Development Growth & Differentiation | 2009
Audrey Laurent; Julie Massé; Stéphane Deschamps; Agnès Burel; Francis Omilli; Laurent Richard-Parpaillon; Isabelle Pellerin
ZFPIP/Zfp462 has been recently identified as a new vertebrate zinc finger encoding gene whose product interacts with Pbx1. Previous work indicates that ZFPIP is maternally expressed in Xenopus laevis oocytes and plays a key role during the cleavage phase of embryogenesis. This early expression is followed by a zygotic expression which overlaps with the neural Pbx1 expression pattern, suggesting an interaction between these two partners during Xenopus neurogenesis.
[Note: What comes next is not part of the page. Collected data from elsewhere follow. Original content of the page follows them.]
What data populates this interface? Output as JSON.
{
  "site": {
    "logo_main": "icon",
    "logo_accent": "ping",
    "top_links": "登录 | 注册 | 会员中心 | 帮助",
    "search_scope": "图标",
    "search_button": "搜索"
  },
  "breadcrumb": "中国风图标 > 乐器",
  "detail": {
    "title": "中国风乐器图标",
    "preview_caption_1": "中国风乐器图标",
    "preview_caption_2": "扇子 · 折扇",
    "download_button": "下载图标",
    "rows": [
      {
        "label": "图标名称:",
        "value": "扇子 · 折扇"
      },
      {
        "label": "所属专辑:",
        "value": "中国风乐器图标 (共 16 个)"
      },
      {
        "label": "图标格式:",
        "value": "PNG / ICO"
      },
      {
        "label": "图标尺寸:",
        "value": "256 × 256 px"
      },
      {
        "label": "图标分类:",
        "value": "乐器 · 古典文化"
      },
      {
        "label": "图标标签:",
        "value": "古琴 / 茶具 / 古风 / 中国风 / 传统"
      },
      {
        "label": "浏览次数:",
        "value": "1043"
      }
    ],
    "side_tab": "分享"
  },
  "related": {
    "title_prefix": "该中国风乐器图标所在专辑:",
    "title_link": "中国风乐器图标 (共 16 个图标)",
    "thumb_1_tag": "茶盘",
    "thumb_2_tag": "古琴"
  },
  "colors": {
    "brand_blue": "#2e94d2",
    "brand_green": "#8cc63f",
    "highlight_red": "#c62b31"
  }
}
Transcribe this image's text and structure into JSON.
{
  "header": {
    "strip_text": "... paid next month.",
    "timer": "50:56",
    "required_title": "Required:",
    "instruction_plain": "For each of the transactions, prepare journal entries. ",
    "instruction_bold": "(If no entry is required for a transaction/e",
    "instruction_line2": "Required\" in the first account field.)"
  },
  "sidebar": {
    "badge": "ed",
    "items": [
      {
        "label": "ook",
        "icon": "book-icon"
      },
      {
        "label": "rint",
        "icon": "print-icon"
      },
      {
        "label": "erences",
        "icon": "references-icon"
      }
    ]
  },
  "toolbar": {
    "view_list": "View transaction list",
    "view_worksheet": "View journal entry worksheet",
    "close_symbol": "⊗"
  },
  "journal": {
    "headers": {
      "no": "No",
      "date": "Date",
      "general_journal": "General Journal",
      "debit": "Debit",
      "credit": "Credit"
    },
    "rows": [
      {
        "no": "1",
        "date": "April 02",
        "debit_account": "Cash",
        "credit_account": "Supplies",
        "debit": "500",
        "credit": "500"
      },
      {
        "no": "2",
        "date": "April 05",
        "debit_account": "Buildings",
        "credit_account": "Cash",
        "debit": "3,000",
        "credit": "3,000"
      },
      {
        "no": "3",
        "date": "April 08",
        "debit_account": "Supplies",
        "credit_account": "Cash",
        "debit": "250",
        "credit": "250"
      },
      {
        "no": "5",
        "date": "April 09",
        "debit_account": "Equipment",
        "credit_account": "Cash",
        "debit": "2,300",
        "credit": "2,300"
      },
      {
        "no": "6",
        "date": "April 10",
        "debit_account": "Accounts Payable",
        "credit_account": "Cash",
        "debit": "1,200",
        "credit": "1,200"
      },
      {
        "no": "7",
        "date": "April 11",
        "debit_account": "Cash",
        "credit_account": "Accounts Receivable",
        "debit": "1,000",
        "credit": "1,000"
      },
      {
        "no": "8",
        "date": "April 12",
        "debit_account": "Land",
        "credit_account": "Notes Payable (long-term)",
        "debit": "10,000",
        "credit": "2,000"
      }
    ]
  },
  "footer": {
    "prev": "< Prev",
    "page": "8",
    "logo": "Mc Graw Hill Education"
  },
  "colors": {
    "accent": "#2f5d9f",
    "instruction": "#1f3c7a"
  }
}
In order to test the physiological interaction between ZFPIP and Pbx1, we carried out a dominant negative assay in which the Pbx1 interacting domain of ZFPIP (ZFPIPp) was overexpressed in Xenopus laevis embryos. We observed that ZFPIPp ectopic expression led to abnormal en2 and N‐cam expression patterns, whereas krox‐20 expression was not affected. Furthermore, we showed that while ZFPIPp alone was localized in the nucleus of Cos‐7 cells, additional expression of Pbx1 induced a location of ZFPIPp at the perinuclear region of the cells. These overall data suggest that ZFPIP and Pbx1 could be partners and cooperate in the regulation of essential neural genes during Xenopus development.